Justement, quel espoir pour les migrants en Chine ? Selon Liu Kaiming, la situation s’améliore. Le sujet est largement débattu, y compris dans la presse officielle, mais la véritable solution viendra de l’abolition du hukou. L’optimiste y croit à l’horizon 2013.
Professeur de littérature connu pour son engagement antijaponais, fils de fonctionnaires du gouvernement de Nankin, il pourrait n’être qu’un universitaire réputé. Guo Quan a choisi de se battre pour le multipartisme.
« Depuis l’ère Internet, l’obscurantisme politique n’a plus les effets désirés sur les internautes citoyens. » Le préambule du nouveau parti des internautes chinois est limpide. En 2007, les internautes chinois ont révélé plusieurs scandales obligeant parfois le gouvernement à se dédire. Guo Quan, l’homme à l’origine de cette déclaration – et qui la signe de son nom –, voit plus loin que le développement d’un journalisme libre. Il a créé le Nouveau Parti démocratique chinois (NPDC) en 2002 et milite pour le multipartisme en Chine. « Internet est un formidable outil d’information, il nous sert aussi à faire connaître le NPDC et pourquoi pas à recruter des militants », explique celui qui poursuit néanmoins Yahoo devant la justice américaine, accusant le moteur de recherche de censurer les résultats contenant son nom. Guo Quan est interdit de chaire depuis février dernier. En mars, la police a réquisitionné son ordinateur et son disque dur pour la cinquième fois, mais ce chrétien convaincu assure ne rien craindre parce qu’il représente « environ 10 millions de militants », parce qu’il dit la « vérité » et que, s’il est tué, la postérité de son mouvement sera assurée pour des générations.
Depuis le printemps, une mousse verte issue d’une réaction bactérienne à la pollution tue toute forme de vie dans le lac Taihu. Un natif a voulu avertir les autorités, à ses dépens. Voilà plus d’un an que Wu Lihong est en prison. Cet activiste s’est battu une décennie contre les pollueurs du lac Taihu qui s’étend au beau milieu de la zone industrielle du Jiangsu. À Yixing, les usines chimiques déversent directement leurs déchets dans le lac. Wu Lihong commence son combat en 1998 quand les autorités annoncent une campagne zéro pollution. Il aide les journalistes, prend des photos, fait témoigner les paysans. La population locale le soutient. En 2005, cet employé est récompensé par la fondation Ford et par le Congrès du peuple.
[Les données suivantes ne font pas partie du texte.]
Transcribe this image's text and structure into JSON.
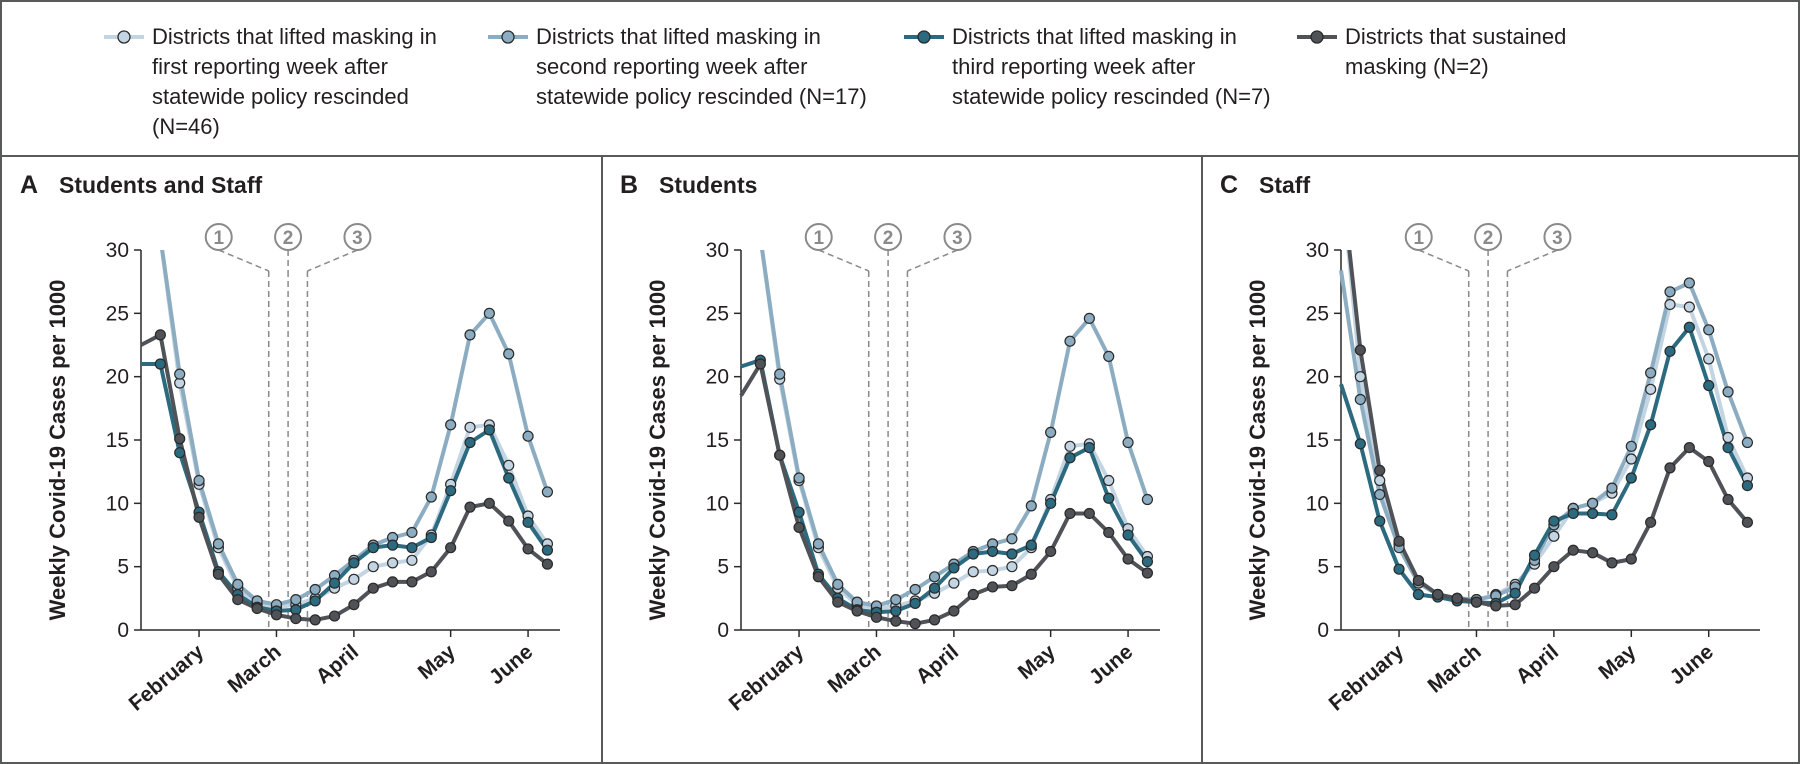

Mais les fonctionnaires locaux, qui ont des intérêts dans les usines, camouflent bientôt le scandale et Yixing est désignée « ville modèle » dans sa gestion environnementale. Ulcéré, Wu Lihong entreprend de poursuivre en justice la Sepa, l’agence de protection de l’environnement, sans succès. À présent, la presse officielle condamne son ancien héros devenu « écologiste brigand », selon le titre du Xin Jin Bao, qui l’accuse d’avoir fait chanter des entreprises qu’il menaçait de dénoncer. Selon sa femme, il a été emprisonné pour une affaire montée de commission sur la vente d’équipement industriel.